Lipid peroxidation of PUFA in membranes has been implicated as a mechanism by which iron and alcohol causes liver damage[3031]. It was found that lipid peroxidation (LP) indices (TBARS) were significantly increased in liver of stress control rats. These increased levels of TBARS may be due to increased susceptibility of the liver tissue to the combined effect of toxic metabolites formed from the alcohol, carbonyl iron (CI) and PUFA. Induction of CYP 2E1 by alcohol results in enhanced acetaldehyde production, which impairs the defense system against the oxidative stress[32]. Results showed decreased activity of antioxidant enzyme CAT in the liver of alcohol per se fed rats. The decreased activity of SOD and CAT was more significant in stress control rats. It was observed that the average weight gain by rats during experimental period was significantly reduced in stress control rats. The observed weight reduction might be due to impaired function of the cells and also due to injuries caused to various organs[33]. The liver to body weight ratio (LW:BW) was significantly increased in stress control rats and was also evident in histopathological evaluation in which necrosis, bile pigmentation and lymphocytic/leucocytic infiltration was observed as compared to the vehicle control, alcohol, PUFA and iron per se groups.

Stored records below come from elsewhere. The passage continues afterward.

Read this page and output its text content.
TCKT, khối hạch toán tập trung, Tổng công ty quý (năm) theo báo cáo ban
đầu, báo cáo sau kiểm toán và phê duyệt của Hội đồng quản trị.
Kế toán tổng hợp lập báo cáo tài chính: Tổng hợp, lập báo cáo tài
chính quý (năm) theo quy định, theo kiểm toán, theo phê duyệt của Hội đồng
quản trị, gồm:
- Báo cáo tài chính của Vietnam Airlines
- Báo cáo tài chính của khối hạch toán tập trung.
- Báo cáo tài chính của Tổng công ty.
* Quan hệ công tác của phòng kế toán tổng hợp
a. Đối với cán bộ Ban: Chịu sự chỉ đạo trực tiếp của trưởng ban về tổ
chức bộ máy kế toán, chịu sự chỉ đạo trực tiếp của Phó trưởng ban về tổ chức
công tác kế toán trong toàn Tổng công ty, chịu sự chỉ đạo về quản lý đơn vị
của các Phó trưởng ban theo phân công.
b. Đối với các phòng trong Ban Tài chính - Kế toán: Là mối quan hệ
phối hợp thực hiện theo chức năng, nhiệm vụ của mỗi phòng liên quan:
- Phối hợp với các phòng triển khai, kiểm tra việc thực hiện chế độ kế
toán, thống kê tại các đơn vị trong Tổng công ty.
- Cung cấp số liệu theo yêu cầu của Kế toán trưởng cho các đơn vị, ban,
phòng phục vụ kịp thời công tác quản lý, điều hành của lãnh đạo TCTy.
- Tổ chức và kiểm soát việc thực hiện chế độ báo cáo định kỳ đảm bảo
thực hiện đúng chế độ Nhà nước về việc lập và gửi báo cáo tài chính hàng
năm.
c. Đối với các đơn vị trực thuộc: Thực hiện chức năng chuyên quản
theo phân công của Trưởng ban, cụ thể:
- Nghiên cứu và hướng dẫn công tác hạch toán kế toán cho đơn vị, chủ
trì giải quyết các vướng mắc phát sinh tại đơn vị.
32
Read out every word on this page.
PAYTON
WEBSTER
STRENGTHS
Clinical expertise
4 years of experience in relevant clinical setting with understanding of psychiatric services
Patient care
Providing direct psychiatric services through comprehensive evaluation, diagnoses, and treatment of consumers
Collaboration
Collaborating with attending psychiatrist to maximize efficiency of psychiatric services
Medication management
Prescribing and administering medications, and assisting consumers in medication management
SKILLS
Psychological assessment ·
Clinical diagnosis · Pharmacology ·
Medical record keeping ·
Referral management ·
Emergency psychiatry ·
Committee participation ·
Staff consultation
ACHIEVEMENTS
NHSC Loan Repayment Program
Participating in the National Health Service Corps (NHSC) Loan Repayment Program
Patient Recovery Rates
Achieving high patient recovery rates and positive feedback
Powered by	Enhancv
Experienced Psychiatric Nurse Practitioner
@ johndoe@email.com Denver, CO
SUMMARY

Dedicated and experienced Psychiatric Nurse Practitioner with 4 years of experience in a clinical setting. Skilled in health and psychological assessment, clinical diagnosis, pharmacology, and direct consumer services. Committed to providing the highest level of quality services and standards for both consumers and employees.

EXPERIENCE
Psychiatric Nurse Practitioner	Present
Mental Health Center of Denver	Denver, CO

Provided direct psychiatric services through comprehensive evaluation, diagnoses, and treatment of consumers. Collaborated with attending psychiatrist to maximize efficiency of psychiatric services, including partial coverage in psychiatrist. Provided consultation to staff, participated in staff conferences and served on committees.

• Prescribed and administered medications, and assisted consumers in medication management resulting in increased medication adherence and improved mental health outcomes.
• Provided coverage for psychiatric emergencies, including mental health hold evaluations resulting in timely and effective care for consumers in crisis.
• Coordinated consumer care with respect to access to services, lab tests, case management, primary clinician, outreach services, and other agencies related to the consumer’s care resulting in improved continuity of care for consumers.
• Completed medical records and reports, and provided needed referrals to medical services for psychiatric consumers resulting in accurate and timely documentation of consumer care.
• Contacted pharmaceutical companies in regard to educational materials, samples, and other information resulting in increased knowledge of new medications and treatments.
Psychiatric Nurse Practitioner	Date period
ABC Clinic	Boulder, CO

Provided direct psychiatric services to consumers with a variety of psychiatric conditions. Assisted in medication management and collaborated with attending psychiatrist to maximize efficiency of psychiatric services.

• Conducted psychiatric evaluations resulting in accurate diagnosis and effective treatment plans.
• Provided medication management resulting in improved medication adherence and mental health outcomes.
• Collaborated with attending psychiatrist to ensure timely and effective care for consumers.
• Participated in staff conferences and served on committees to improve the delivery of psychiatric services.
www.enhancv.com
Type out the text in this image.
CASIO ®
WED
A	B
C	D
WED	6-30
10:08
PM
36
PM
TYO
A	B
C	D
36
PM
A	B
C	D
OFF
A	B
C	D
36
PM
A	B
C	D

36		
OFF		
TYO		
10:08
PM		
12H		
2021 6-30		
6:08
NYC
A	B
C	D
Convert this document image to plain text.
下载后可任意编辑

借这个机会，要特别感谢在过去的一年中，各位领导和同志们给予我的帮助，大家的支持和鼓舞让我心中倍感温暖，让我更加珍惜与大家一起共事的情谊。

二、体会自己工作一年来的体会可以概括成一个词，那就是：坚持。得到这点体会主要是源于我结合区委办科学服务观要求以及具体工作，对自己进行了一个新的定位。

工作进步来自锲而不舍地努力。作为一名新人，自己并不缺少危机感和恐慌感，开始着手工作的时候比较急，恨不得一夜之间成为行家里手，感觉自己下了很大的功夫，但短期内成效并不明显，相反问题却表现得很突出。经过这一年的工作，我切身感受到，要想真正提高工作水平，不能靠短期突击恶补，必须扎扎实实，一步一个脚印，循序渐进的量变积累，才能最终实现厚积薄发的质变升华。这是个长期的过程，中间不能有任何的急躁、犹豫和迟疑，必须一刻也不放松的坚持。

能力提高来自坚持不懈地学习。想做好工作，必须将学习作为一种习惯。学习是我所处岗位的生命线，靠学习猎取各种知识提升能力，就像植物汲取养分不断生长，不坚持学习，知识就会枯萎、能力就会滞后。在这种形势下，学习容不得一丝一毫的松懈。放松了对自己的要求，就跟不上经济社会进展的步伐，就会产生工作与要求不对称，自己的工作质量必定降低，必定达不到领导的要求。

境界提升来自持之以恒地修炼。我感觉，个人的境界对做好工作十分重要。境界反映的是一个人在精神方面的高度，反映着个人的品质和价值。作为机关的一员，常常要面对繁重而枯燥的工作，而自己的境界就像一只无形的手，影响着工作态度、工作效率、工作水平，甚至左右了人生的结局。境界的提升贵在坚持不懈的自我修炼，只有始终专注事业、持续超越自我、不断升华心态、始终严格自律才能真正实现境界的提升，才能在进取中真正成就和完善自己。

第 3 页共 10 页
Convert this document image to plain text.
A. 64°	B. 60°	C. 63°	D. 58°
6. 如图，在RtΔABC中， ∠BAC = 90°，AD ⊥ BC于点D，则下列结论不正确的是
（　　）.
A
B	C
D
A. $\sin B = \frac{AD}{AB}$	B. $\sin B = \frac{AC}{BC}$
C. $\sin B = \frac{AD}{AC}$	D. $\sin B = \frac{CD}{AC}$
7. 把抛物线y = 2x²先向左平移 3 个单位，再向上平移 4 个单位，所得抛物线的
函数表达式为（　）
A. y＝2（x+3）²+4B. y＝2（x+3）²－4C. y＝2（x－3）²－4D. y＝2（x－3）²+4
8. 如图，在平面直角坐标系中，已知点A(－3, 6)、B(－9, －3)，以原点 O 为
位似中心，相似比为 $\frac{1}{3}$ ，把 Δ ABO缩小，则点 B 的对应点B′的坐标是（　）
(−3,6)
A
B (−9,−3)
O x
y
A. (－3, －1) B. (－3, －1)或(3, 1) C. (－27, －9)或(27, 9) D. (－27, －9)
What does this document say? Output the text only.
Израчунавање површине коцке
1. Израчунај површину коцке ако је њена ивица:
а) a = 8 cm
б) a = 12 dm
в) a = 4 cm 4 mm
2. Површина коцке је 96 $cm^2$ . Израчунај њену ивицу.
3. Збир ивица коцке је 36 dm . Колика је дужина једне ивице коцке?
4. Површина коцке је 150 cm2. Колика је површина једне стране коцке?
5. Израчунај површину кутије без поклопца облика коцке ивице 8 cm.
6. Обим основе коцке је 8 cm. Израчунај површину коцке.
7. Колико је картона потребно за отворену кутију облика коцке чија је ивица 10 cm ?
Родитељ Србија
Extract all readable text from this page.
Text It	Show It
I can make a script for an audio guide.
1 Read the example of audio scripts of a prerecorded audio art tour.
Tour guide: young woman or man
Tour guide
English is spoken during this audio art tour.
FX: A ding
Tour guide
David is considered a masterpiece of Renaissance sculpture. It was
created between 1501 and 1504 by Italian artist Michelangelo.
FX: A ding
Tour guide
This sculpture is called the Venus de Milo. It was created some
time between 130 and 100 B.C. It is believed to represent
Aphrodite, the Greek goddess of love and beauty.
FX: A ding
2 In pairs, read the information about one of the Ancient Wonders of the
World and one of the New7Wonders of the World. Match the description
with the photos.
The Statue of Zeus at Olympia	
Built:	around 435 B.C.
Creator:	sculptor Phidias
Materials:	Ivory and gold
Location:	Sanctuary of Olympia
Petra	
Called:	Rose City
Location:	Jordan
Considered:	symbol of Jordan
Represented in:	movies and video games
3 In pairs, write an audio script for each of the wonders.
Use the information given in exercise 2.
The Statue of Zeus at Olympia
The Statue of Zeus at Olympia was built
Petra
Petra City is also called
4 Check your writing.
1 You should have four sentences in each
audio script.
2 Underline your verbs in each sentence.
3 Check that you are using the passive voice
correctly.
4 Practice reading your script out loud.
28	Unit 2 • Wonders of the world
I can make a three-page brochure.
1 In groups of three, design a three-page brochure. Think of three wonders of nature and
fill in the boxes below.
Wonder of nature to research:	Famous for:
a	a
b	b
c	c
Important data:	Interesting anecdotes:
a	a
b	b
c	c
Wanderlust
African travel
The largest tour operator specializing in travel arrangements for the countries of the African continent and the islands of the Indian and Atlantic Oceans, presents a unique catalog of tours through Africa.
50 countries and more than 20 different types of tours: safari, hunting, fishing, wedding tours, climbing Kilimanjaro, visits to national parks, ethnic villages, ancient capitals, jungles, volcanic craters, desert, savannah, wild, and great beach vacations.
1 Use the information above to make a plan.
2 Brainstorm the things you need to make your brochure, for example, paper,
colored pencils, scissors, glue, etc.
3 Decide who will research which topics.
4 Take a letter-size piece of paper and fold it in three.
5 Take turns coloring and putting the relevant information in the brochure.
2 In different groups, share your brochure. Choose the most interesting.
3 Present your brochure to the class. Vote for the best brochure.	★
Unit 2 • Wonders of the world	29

PUFA per se did not induce hepatotoxicity as all the serum and liver parameters were normal as compared to vehicle control parameters. Increased levels of TBARS were observed in liver homogenates of rats fed iron per se, so it can be said that chronic iron overload may injure the liver. Alcohol per se showed increased levels of SGPT, iron, liver TBARS and decreased activity of CAT in liver homogenates. Further it was observed that carbonyl iron, PUFA and alcohol in combination intensified liver damage which was observed through dramatic increased levels of SGPT, serum iron, and liver TBARS. The levels of serum proteins and the activities of antioxidant enzymes like SOD and CAT in liver tissue homogenate were also drastically decreased. The weight gain by the rats was decreased and liver to body weight ratio of the rats was found to be increased at the end of the study. In addition, the extent of damage was clearly evident in the histopathological evaluation of rats.

Thus, this study probed and proved the significant potentiation of liver damage by alcohol, PUFA and iron in combination. Low concentrations of iron and PUFA that do not induce damage by themselves can act as priming or sensitizing factors and precipitate alcohol induced liver damage. This corroborates the hypothesis that iron and PUFA content in diet act as critical modulators of the pathological liver damage induced by alcohol. Additional detail metabolic and epidemiologic studies are needed to better understand the relation between PUFA, iron status and alcoholic liver disease.